Lo spirito della fantascienza – la parola “fantascienza” non sarebbe piaciuta a Borges perché la fantascienza non esiste – è per il lettore di Bolaño l’equivalente del big bang per il pianeta Terra, il brodo primordiale dal quale hanno preso le mosse gli eventi e i personaggi, alcuni intuibili, altri meno, che alimentano i libri del primo universo Bolaño.
(Il multiverso, ovvero 2666, è tale proprio in virtù delle differenze col primo).
Lo spirito della fantascienza è un regalo immenso.
“Tutto è pieno di dèi” diceva Talete. E anche qui, nel libro del giovane Bolaño, tutto è pieno di dèi. Dèi che in alcuni casi cominciano a dettare la propria mitologia e che in altri casi lasciano soltanto una eco del loro culto.
Per esempio. Il parterre dei protagonisti rivela che i prodromi erano tre e non due.
Arturo Belano e Ulises Lima sono l’evoluzione ortodossa di una trinità pagana formata da Jan Schrella, Remo l’io narrante e José Arco?
E le gemelle Torrente? E la sdentata Estrellita? Loro sì: sono i primi contorni di personaggi con cui abbiamo familiarità e che agevolano l’orientamento.
E anche la ricerca. La ricerca come azione e la ricerca come allegoria della lettura. Quella originaria aveva come oggetto riviste sconosciute, direttori di fogli ciclostilati o fotocopiati, verticalità estreme, nicchie evanescenti. Non scrittori. La ricerca degli scrittori è una ricerca trasposta?
Per non parlare dei detective. Anzi, del singolo detective. José Arco è il primo detective, l’archetipo del detective oppure il santo patrono dei detective. Il primo detective guida moto Honda e si preoccupa del sostentamento del gruppo.
E il dottor Ireneo Carvajal, anello di congiunzione tra ricercatori e ricercati, è il germoglio di quel Amadeo Salvatierra a cui piace bere mezcal Los Suicidas?
Non lo so.
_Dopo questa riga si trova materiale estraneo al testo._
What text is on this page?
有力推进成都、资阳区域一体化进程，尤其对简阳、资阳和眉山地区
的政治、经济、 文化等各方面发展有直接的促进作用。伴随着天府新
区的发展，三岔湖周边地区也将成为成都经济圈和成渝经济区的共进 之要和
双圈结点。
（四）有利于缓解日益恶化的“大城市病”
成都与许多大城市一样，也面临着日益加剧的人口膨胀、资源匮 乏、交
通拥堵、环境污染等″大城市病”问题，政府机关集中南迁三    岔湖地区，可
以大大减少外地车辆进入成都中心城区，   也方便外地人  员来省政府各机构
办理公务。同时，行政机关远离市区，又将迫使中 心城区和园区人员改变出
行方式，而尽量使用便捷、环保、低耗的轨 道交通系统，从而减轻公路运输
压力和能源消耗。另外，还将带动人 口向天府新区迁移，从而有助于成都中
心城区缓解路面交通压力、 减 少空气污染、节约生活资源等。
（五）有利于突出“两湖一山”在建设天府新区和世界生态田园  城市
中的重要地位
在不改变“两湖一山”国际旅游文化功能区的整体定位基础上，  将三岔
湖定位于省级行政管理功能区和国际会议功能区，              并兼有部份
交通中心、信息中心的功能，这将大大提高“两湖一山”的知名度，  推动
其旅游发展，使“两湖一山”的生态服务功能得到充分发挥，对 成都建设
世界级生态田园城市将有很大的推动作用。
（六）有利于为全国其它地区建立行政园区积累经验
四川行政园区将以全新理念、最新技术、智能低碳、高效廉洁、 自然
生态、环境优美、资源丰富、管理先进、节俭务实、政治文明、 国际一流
Mi sembra che in un gioco di armonie questo Lo spirito della fantascienza possa essere per I detective selvaggi e, più in generale, data la centralità de I detective selvaggi, per l’opera di Roberto Bolaño, quello che I dispiaceri del vero poliziotto è per 2666.
Ovvero una mitologia.
Un insieme di narrazioni che considerano l’origine del mondo e l’origine dell’uomo. Le trascrizioni di alcune tradizioni orali. Una mitologia, quella di Bolaño, radicata nel mondo sensibile, intellettuale e addirittura letterario. Una mitologia colma di scrittori veri ma tesa alla ricerca di scrittori quantomeno assenti o prescindibili, laddove non falsi.
Quando ce ne andiamo, disse il mio amico, ti racconterò la storia più bella che si è inventato il Mofles.
Quale?
La storia che spiega come ha fatto Georges Perec da bambino a evitare il duello all’ultimo sangue fra Isidore Isou e Altagor in un quartiere sperduto di Parigi.
Preferirei leggerla.
Non è scritta, è una storia orale.
P.S.: Mofles tvb.
P.P.S: Ci tengo a dire che Lo spirito della fantascienza è un libro enorme se ti piace leggere Roberto Bolaño. Quando dico libro enorme intendo dire il miglior libro possibile. E quando dico il miglior libro possibile intendo dire che deve essere messo in relazione all’opera di Bolaño perché è così che si legge o si indaga Bolaño. O perlomeno è così che lui avrebbe voluto essere letto o indagato. Dal mio punto di vista: slegare questo libro dal resto dell’opera in prosa di Bolaño non ha alcun senso.